Google’s Jelly Bean Voice-Recognition vs. Apple’s Siri
Apple and Samsung are mobile’s largest and most prominent companies. They both dominate the landscape heavily. Apple Inc., previously helmed by the innovator and businessman Steve Jobs, was the force behind highly iconic gadgets such as the iPod mp3 player, the iPhone, iPad and MacBook notebook computers. The South Korean Samsung Electronics, on the other hand, became a fierce contender in the smartphone market with the release of its Android-powered Galaxy series, while coming out with a tablet computer of their own in 2010 called the Samsung Galaxy Tab.

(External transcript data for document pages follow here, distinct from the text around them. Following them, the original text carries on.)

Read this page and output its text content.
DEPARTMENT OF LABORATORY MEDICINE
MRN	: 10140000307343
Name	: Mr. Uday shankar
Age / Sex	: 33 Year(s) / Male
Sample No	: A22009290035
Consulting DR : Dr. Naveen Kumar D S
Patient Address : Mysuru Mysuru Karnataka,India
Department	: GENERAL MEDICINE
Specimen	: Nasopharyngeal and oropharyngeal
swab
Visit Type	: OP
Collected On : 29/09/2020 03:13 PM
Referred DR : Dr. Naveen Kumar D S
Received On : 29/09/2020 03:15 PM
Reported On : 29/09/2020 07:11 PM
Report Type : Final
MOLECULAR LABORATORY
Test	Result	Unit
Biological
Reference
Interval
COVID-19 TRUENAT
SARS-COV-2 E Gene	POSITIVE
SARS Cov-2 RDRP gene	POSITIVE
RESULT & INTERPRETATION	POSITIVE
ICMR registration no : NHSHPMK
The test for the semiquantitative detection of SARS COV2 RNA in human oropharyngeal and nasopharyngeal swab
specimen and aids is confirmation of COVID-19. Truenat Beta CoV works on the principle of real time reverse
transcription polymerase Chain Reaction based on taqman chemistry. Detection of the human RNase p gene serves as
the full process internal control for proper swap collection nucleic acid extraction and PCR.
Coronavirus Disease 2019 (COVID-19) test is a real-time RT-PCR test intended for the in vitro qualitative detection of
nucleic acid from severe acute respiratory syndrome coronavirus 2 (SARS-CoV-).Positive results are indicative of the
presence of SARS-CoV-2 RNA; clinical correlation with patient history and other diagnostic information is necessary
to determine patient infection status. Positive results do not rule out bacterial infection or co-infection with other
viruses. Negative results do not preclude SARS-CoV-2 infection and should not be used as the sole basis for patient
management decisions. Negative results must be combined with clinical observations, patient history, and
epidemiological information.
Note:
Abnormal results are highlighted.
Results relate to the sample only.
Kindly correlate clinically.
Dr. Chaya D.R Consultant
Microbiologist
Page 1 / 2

These two used to have a peaceful symbiotic relationship. Samsung was Apple’s number one supplier of memory chips and other electrical components that were used to manufacture some of the Apple company’s flagship gadgets such as iPhones and iPads. But now, the relationship has soured and these two tech behemoths are now battling an all out war against each other in various courts all over the world. The two companies have been at each others throats since April 2011, when Apple claimed that Samsung blatantly copied the iPhone’s and iPad’s design and incorporated these into their Samsung Galaxy Tab and Galaxy handset series. Samsung hit back with a lawsuit of their own, which they filed in three separate countries, claiming that Apple have committed patent infringement when it came out with features (example: the ability to tether a phone to other mobile devices) that are similar to those found in the Galaxy Tab and smartphone lines. Both sides have suffered wins and losses over the course of time. The Galaxy Tab was banned in Germany, while a US court have denied Apple’s motion to stop the sale of Samsung products in the United States. Recently, Apple has successfully requested an injunction against the release of Samsung’s Galaxy Nexus smartphone in the US.
These are not the end of Apple’s troubles. In 2011, they unveiled the iPhone 4S with a natural language-controlled personal assistant called the Siri, implemented into the iOS (Apple’s mobile OS). It was a very novel method of controlling a smartphone, and pundits have heaped praises on it. But the Siri now faces stiff competition with the release of the Android 4.1 Jelly Bean (an update to Google’s mobile OS which are featured prominently in Samsung’s line of smartphones). It has a voice recognition app that is totally reminiscent of the Siri. According to initial reviews, its performance is at par with the Siri’s too. Ouch.
With the influx of viable competitors such as Samsung and Google’s Android, only time will tell if Apple can maintain dominance in the mobile world. On a personal note, I wonder if the iPhone is really as cool as it once was?